In Ox #106 unterhielt ich mich mit Gary über seine Zeit mit den DICKS und seine Erfahrungen als geouteter Schwuler in der Punk-Szene von Austin um 1980 herum. Von ernüchternden Erlebnissen als Hausmeister des Rusk State Hospitals, in dem er Zeuge von Elektroschock- und Aversionstherapie-Experimenten an homosexuellen Jugendlichen wurde, bis hin zu heitereren Storys vom Crossdresser Gary mit lebergefüllter Unterwäsche. Eine größtenteils DICKS-bezogene Unterhaltung, doch Gary hat neben den DICKS noch einiges mehr aufzuweisen. Seine Karriere mit SISTER DOUBLE HAPPINESS zum Beispiel oder seine Soloalben, die nur in Europa erschienen und deren Exemplare heutzutage nur schwer auffindbar sind (eine amerikanische Compilation – „Back Door Preacher Man“ – ist ebenfalls vergriffen). Aktuell plant Gary ein neues Soloalbum, das er höchstwahrscheinlich selbst herausbringen wird, allerdings stehen weder Titel noch Veröffentlichungsdatum bislang fest.

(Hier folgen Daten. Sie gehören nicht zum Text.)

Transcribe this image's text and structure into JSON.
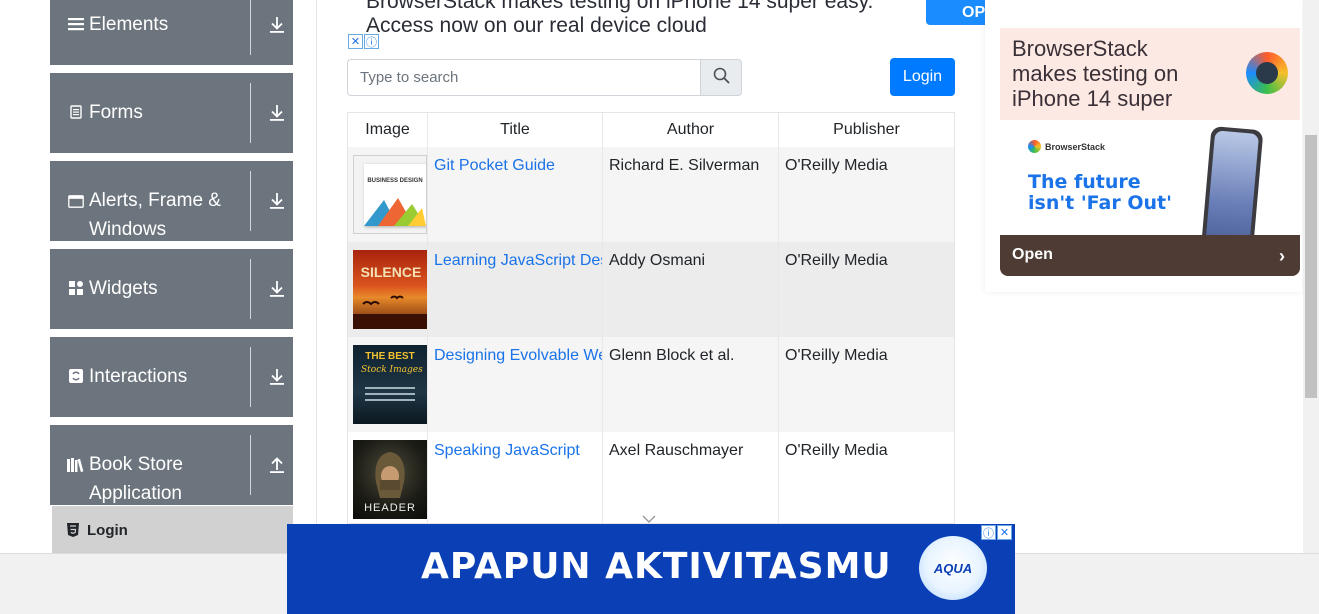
{
  "sidebar": {
    "groups": [
      {
        "label": "Elements",
        "icon": "hamburger-icon",
        "arrow": "download-arrow-icon"
      },
      {
        "label": "Forms",
        "icon": "document-icon",
        "arrow": "download-arrow-icon"
      },
      {
        "label": "Alerts, Frame &",
        "label2": "Windows",
        "icon": "window-icon",
        "arrow": "download-arrow-icon"
      },
      {
        "label": "Widgets",
        "icon": "grid-icon",
        "arrow": "download-arrow-icon"
      },
      {
        "label": "Interactions",
        "icon": "interaction-icon",
        "arrow": "download-arrow-icon"
      },
      {
        "label": "Book Store",
        "label2": "Application",
        "icon": "books-icon",
        "arrow": "upload-arrow-icon"
      }
    ],
    "active_item": {
      "label": "Login"
    }
  },
  "top_ad": {
    "text_line1": "BrowserStack makes testing on iPhone 14 super easy.",
    "text_line2": "Access now on our real device cloud",
    "button": "OP"
  },
  "search": {
    "placeholder": "Type to search"
  },
  "login_button": "Login",
  "table": {
    "headers": [
      "Image",
      "Title",
      "Author",
      "Publisher"
    ],
    "rows": [
      {
        "title": "Git Pocket Guide",
        "author": "Richard E. Silverman",
        "publisher": "O'Reilly Media",
        "cover_text": "BUSINESS DESIGN"
      },
      {
        "title": "Learning JavaScript Design Patterns",
        "author": "Addy Osmani",
        "publisher": "O'Reilly Media",
        "cover_text": "SILENCE"
      },
      {
        "title": "Designing Evolvable Web APIs with ASP.NET",
        "author": "Glenn Block et al.",
        "publisher": "O'Reilly Media",
        "cover_text": "THE BEST"
      },
      {
        "title": "Speaking JavaScript",
        "author": "Axel Rauschmayer",
        "publisher": "O'Reilly Media",
        "cover_text": "HEADER"
      }
    ]
  },
  "right_ad": {
    "headline_l1": "BrowserStack",
    "headline_l2": "makes testing on",
    "headline_l3": "iPhone 14 super",
    "brand": "BrowserStack",
    "tagline_l1": "The future",
    "tagline_l2": "isn't 'Far Out'",
    "cta": "Open"
  },
  "bottom_ad": {
    "text": "APAPUN AKTIVITASMU",
    "logo": "AQUA"
  },
  "colors": {
    "sidebar_group": "#6c757d",
    "primary": "#007bff",
    "link": "#1a73e8",
    "bottom_ad": "#0a3fb5"
  }
}
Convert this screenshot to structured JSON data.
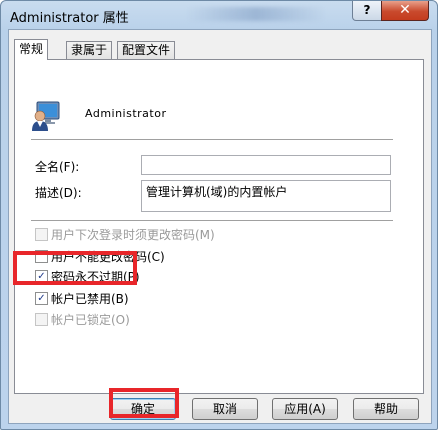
{
  "window": {
    "title": "Administrator 属性",
    "help_label": "?",
    "close_label": "✕"
  },
  "tabs": [
    {
      "label": "常规"
    },
    {
      "label": "隶属于"
    },
    {
      "label": "配置文件"
    }
  ],
  "user": {
    "icon": "user-monitor-icon",
    "name": "Administrator"
  },
  "fields": {
    "full_name_label": "全名(F):",
    "full_name_value": "",
    "description_label": "描述(D):",
    "description_value": "管理计算机(域)的内置帐户"
  },
  "checks": [
    {
      "label": "用户下次登录时须更改密码(M)",
      "checked": false,
      "disabled": true
    },
    {
      "label": "用户不能更改密码(C)",
      "checked": false,
      "disabled": false
    },
    {
      "label": "密码永不过期(P)",
      "checked": true,
      "disabled": false
    },
    {
      "label": "帐户已禁用(B)",
      "checked": true,
      "disabled": false
    },
    {
      "label": "帐户已锁定(O)",
      "checked": false,
      "disabled": true
    }
  ],
  "buttons": {
    "ok": "确定",
    "cancel": "取消",
    "apply": "应用(A)",
    "help": "帮助"
  },
  "colors": {
    "highlight": "#e8262a",
    "title_bar": "#bcd3ec"
  }
}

Gary, du hast die letzte Show der SEX PISTOLS 1978 in San Francisco gesehen, stimmt das?

Oh ja, das habe ich. Damals wohnte ich in San Francisco – ich bin aus Austin hier hingezogen, um ein wenig Distanz zwischen mich und eine hässliche Liebesaffäre zu bringen. Ich glaube, kurz bevor ich gegangen bin, habe ich sogar noch die RAMONES gesehen, aber ich bin mir nicht wirklich sicher, ich bin ein wenig verwirrt, weißt du, ich habe damals ein bisschen viel getrunken, haha. Denn je mehr Punk du bist, desto mehr säufst du und je mehr du säufst, desto weniger merkst du, was abgeht! Aber ich wohnte in Palo Alto, etwa eine Stunde von San Francisco weg, und die allmächtigen SEX PISTOLS sollten in San Francisco im Winterland spielen. Mein Kumpel und ich fuhren also dort hin und kauften uns Tickets von einem Typen auf dem Parkplatz, für fünf Dollar das Stück. Drinnen war es voll, erst spielten die NUNS, dann die AVENGERS mit Penelope Houston. Als die SEX PISTOLS schließlich auf die Bühne kamen, war das faszinierend. Ich weiß noch, dass ich dachte: „Das hat was. Das ist nicht dieser alltägliche Kram.“

Du hast mal erwähnt, dass der Typ, der dich auf die SEX PISTOLS brachte, irgendwann in der Todeszelle landete.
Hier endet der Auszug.